Given a permutation of $1,2,3,\dots,n$, with consecutive elements $a,b,c$ (in that order), we may perform either of the moves: If $a$ is the median of $a$, $b$, and $c$, we may replace $a,b,c$ with $b,c,a$ (in that order) If $c$ is the median of $a$, $b$, and $c$, we may replace $a,b,c$ with $c,a,b$ (in that order) What is the least number of sets in a partition of all $n!$ permutations, such that any two permutations in the same set are obtainable from each other by a sequence of moves? Proposed by Milan Haiman
Problem
Source: 2019 ELMO Shortlist C5
Tags: combinatorics
28.06.2019 00:41
The Forgotten Monoid
14.08.2020 00:23
Bump This problem has no solution yet
06.10.2020 14:28
Interesting problem!
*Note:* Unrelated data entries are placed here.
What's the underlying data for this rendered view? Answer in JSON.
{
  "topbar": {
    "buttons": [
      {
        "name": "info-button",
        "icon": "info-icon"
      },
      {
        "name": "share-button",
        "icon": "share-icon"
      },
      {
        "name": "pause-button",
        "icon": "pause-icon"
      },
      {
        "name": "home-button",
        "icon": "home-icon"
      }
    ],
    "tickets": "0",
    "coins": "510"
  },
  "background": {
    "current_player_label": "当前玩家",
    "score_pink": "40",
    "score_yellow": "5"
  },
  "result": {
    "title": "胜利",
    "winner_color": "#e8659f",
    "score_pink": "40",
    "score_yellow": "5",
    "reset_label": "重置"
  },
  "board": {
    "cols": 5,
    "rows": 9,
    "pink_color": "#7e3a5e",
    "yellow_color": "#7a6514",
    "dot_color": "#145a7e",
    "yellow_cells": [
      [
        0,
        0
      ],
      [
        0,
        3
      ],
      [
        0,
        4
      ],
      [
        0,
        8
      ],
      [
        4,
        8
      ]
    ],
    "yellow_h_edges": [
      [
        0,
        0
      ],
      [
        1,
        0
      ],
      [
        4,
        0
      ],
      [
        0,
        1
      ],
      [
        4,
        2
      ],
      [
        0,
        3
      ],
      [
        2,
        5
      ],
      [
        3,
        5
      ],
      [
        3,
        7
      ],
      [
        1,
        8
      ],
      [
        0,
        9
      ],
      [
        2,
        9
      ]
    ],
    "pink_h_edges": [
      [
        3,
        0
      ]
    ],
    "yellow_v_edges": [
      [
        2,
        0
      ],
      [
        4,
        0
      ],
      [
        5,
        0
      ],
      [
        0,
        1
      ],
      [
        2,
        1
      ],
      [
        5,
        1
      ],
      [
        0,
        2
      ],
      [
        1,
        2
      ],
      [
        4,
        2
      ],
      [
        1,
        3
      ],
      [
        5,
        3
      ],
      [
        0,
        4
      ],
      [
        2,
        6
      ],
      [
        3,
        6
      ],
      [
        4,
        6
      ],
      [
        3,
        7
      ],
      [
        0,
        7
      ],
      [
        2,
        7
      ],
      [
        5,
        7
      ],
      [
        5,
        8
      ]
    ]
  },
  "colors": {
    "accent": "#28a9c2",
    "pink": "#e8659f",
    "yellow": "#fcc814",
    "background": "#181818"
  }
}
I guess the answer is $n^2 - 3n + 4$ and I proved the lower bound but couldn't prove the upper bound : In a permutation $\sigma$ we call a pair $(i,j)$ an inversion if $i < j$ and $\sigma (i) > \sigma(j)$. note1. These moves don't change the total number of inversions in the permutation. note2. We can't change the ordering between $1$ and $n$. So in each class of permutations such that any two permutations are obtainable from each other the ordering between $1$ and $n$ and also the total number of inversions are invariant. For a permutation $\sigma$ such that $1$ is before $n$ the number of inversions is a number between $0$ and $\frac{(n-1)(n-2)}{2}$ because other $n-2$ numbers can have at most $\frac{(n-2)(n-3)}{2}$ inversions and each of them can build $1$ or $0$ inversion with $1$ and $n$ and it's easy to see all of this cases are achievable. Similarly if $1$ is after $n$ the number of inversions is between $n-1$ and $\frac{(n)(n-1)}{2}$. So in both cases there exist $\frac{(n-1)(n-2)}{2} + 1$ choices for the number of inversions so the number of such classes is at least $n^2 - 3n +4$